The rule of thumb is that a firmer breast will result in a faster flowing milk, and a softer breast will result in a slower flowing milk. This is because when the ducts are full and firm, the milk ejection is easier to trigger because it doesn't require as much contraction of the myoepithelial cells that line the walls of the alveoli and push the milk into the protruding ducts and into baby's mouth, according to The International Breastfeeding Journal. Consider the difference between the flow power of a flood dam that's full to bursting and one that is less full. However, you can mimic this response by massaging and pressing and squeezing the breast as you nurse, according to Motherhood International.
Milk flow from the breast is dictated by the fullness of the breast and the individual ducts. The flow is also dependent upon the infant's suckling, the milk being ejected, and the amount of stimulation required to trigger the release of oxytocin from the pituitary gland into the bloodstream which stimulates the walls of the alveoli to begin rhythmically contracting and releasing, dumping the milk out of the main alveoli, and into the primary feeding ducts near the nipple, according to The International Breastfeeding Journal.
I spoke with registered nurse and lactation consultant from Brick, New Jersey, Elizabeth Mason about why flow is important, and also asked her if it's possible to increase the flow of your breast milk. She tells Romper, "Flow is extremely important because it can determine breastfeeding success. Too fast and your baby might get overwhelmed, begin to suffer from acid reflux, or they could even choke. If the milk flows too slowly, baby might get frustrated or sleepy while nursing, and that agitation may make breastfeeding feel impossible because they're more engaged with crying and fisting your breast than they are with feeding."
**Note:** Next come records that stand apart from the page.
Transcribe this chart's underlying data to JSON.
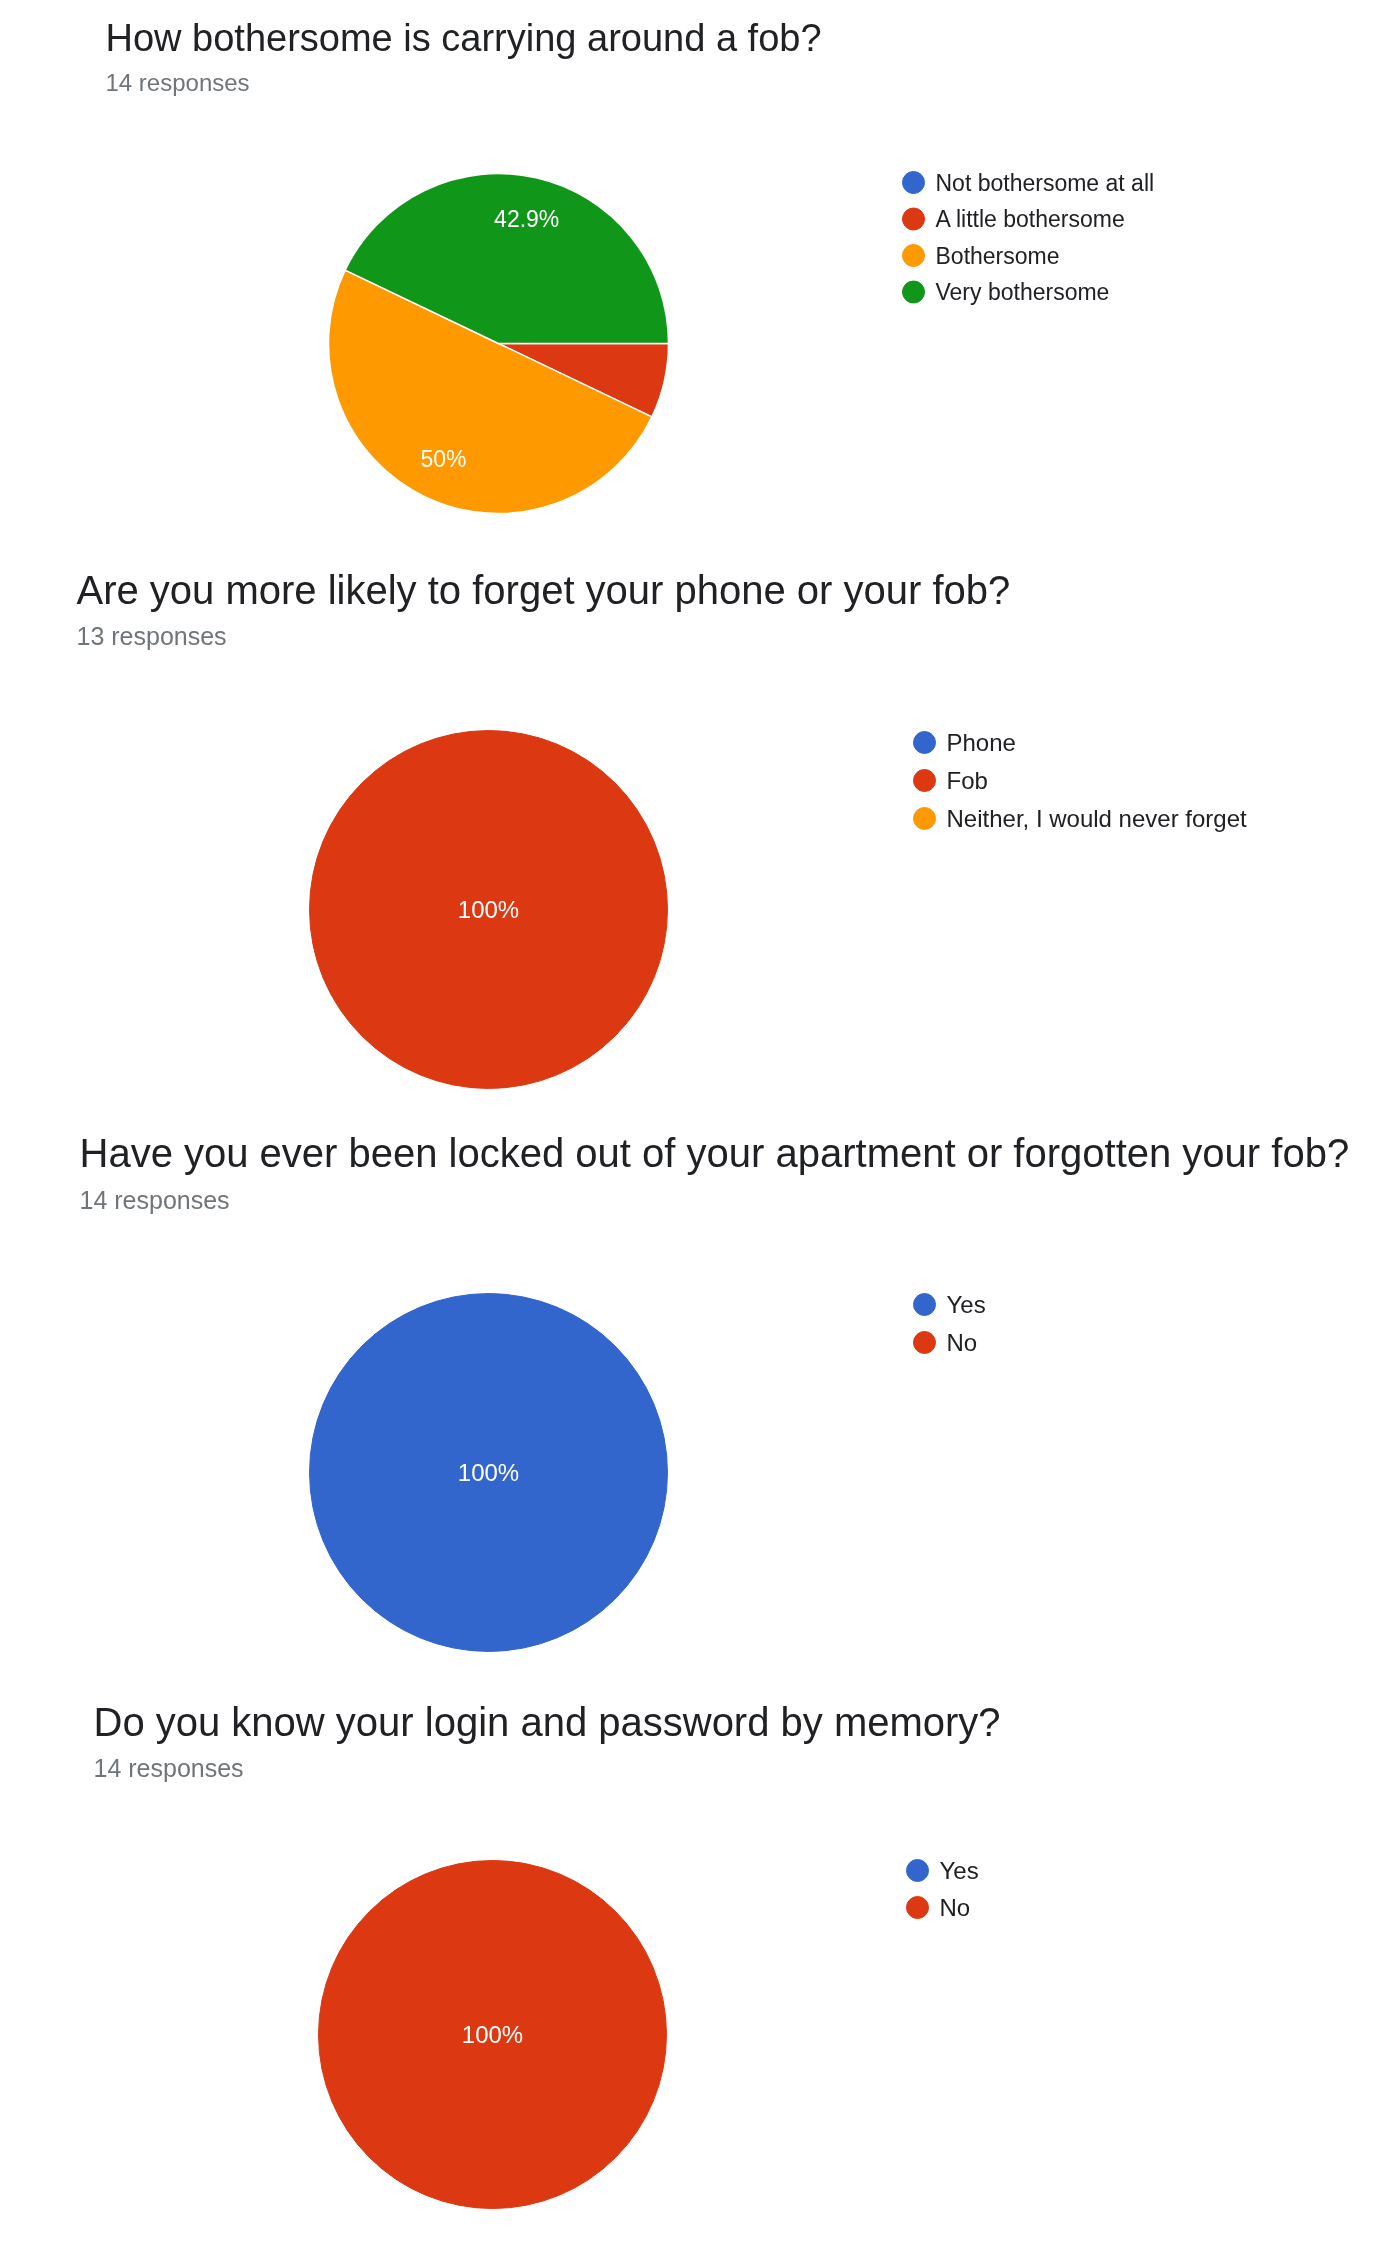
{
  "chart_data": [
    {
      "type": "pie",
      "title": "How bothersome is carrying around a fob?",
      "subtitle": "14 responses",
      "categories": [
        "Not bothersome at all",
        "A little bothersome",
        "Bothersome",
        "Very bothersome"
      ],
      "values": [
        0,
        7.1,
        50,
        42.9
      ],
      "colors": [
        "#3366cc",
        "#dc3912",
        "#ff9900",
        "#109618"
      ],
      "value_labels": [
        null,
        null,
        "50%",
        "42.9%"
      ],
      "legend": "right"
    },
    {
      "type": "pie",
      "title": "Are you more likely to forget your phone or your fob?",
      "subtitle": "13 responses",
      "categories": [
        "Phone",
        "Fob",
        "Neither, I would never forget"
      ],
      "values": [
        0,
        100,
        0
      ],
      "colors": [
        "#3366cc",
        "#dc3912",
        "#ff9900"
      ],
      "value_labels": [
        null,
        "100%",
        null
      ],
      "legend": "right"
    },
    {
      "type": "pie",
      "title": "Have you ever been locked out of your apartment or forgotten your fob?",
      "subtitle": "14 responses",
      "categories": [
        "Yes",
        "No"
      ],
      "values": [
        100,
        0
      ],
      "colors": [
        "#3366cc",
        "#dc3912"
      ],
      "value_labels": [
        "100%",
        null
      ],
      "legend": "right"
    },
    {
      "type": "pie",
      "title": "Do you know your login and password by memory?",
      "subtitle": "14 responses",
      "categories": [
        "Yes",
        "No"
      ],
      "values": [
        0,
        100
      ],
      "colors": [
        "#3366cc",
        "#dc3912"
      ],
      "value_labels": [
        null,
        "100%"
      ],
      "legend": "right"
    }
  ]
}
She tells Romper that if you have a good supply and you notice your breasts going from a firm, full feeling to soft and blessedly empty after a feeding, than you likely don't have a flow issue — you might just have a slow eater on your hands. I know my daughter took forever during each session to eat. This has not changed in six years. She is still the slowest eater. All of her ice cream cones are served upside-down in a cup. My son was a speed demon though and still is. He nursed in under 10 minutes unless he was sick, and then a quick burp and he was out like a light. It's much the same now. You don't want to know how fast he eats jalapeño poppers. It's gross.
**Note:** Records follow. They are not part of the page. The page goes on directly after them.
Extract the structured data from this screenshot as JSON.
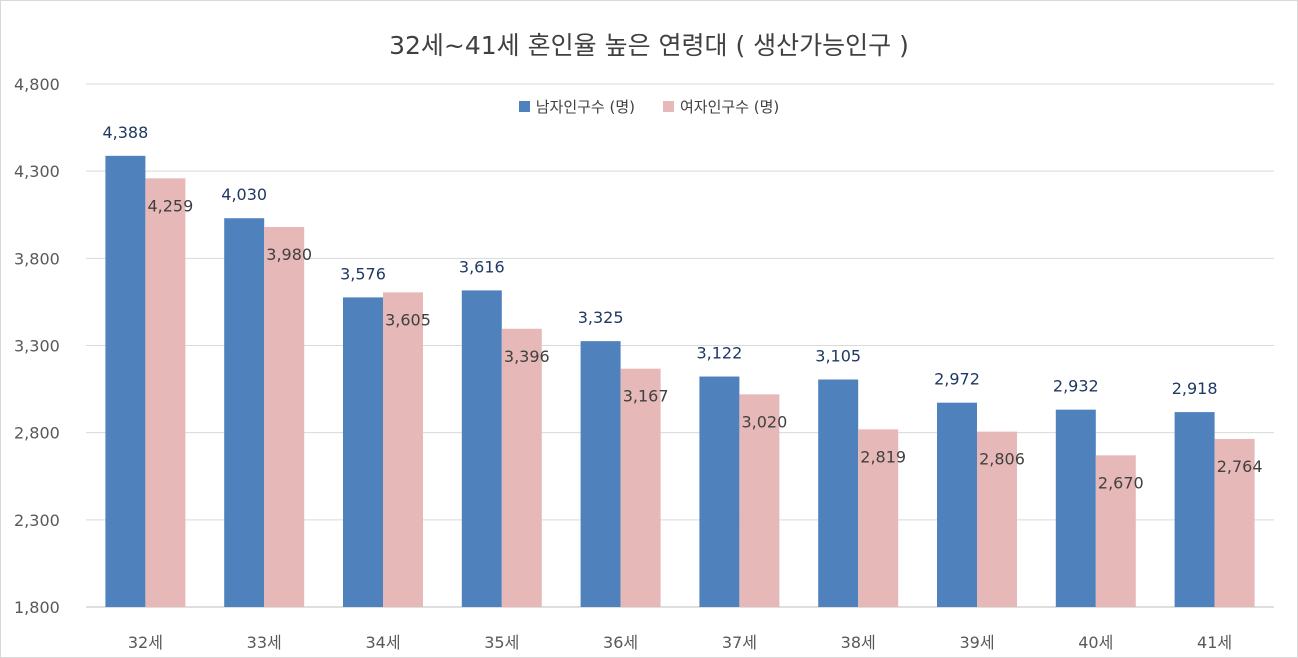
{
  "chart_data": {
    "type": "bar",
    "title": "32세~41세 혼인율 높은 연령대 ( 생산가능인구 )",
    "categories": [
      "32세",
      "33세",
      "34세",
      "35세",
      "36세",
      "37세",
      "38세",
      "39세",
      "40세",
      "41세"
    ],
    "series": [
      {
        "name": "남자인구수 (명)",
        "color": "#4f81bd",
        "values": [
          4388,
          4030,
          3576,
          3616,
          3325,
          3122,
          3105,
          2972,
          2932,
          2918
        ],
        "labels": [
          "4,388",
          "4,030",
          "3,576",
          "3,616",
          "3,325",
          "3,122",
          "3,105",
          "2,972",
          "2,932",
          "2,918"
        ]
      },
      {
        "name": "여자인구수 (명)",
        "color": "#e6b9b8",
        "values": [
          4259,
          3980,
          3605,
          3396,
          3167,
          3020,
          2819,
          2806,
          2670,
          2764
        ],
        "labels": [
          "4,259",
          "3,980",
          "3,605",
          "3,396",
          "3,167",
          "3,020",
          "2,819",
          "2,806",
          "2,670",
          "2,764"
        ]
      }
    ],
    "ylim": [
      1800,
      4800
    ],
    "yticks": [
      1800,
      2300,
      2800,
      3300,
      3800,
      4300,
      4800
    ],
    "ytick_labels": [
      "1,800",
      "2,300",
      "2,800",
      "3,300",
      "3,800",
      "4,300",
      "4,800"
    ],
    "grid": true,
    "legend_position": "top-center",
    "xlabel": "",
    "ylabel": ""
  }
}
Mason says that if you're working at increasing your supply, if your baby is in a growth pattern and they're just not letting up, or if your baby has a full breast, but is getting impatient, you can squeeze your breast with your free hand while they breastfeed. "Be careful, though. You might cause the flow to get too fast, and your baby might pull off for a different reason." She also notes that if you're having flow issues, that you can start breastfeeding with the fullest breast, and pump the other while they feed on the full breast, stimulating the release of oxytocin into that breast and triggering the milk to flow into the ducts.
If you're having problems breastfeeding, your best bet is to call a lactation consultant and get their opinion as to what is happening and they can get a plan of action working for you and your child.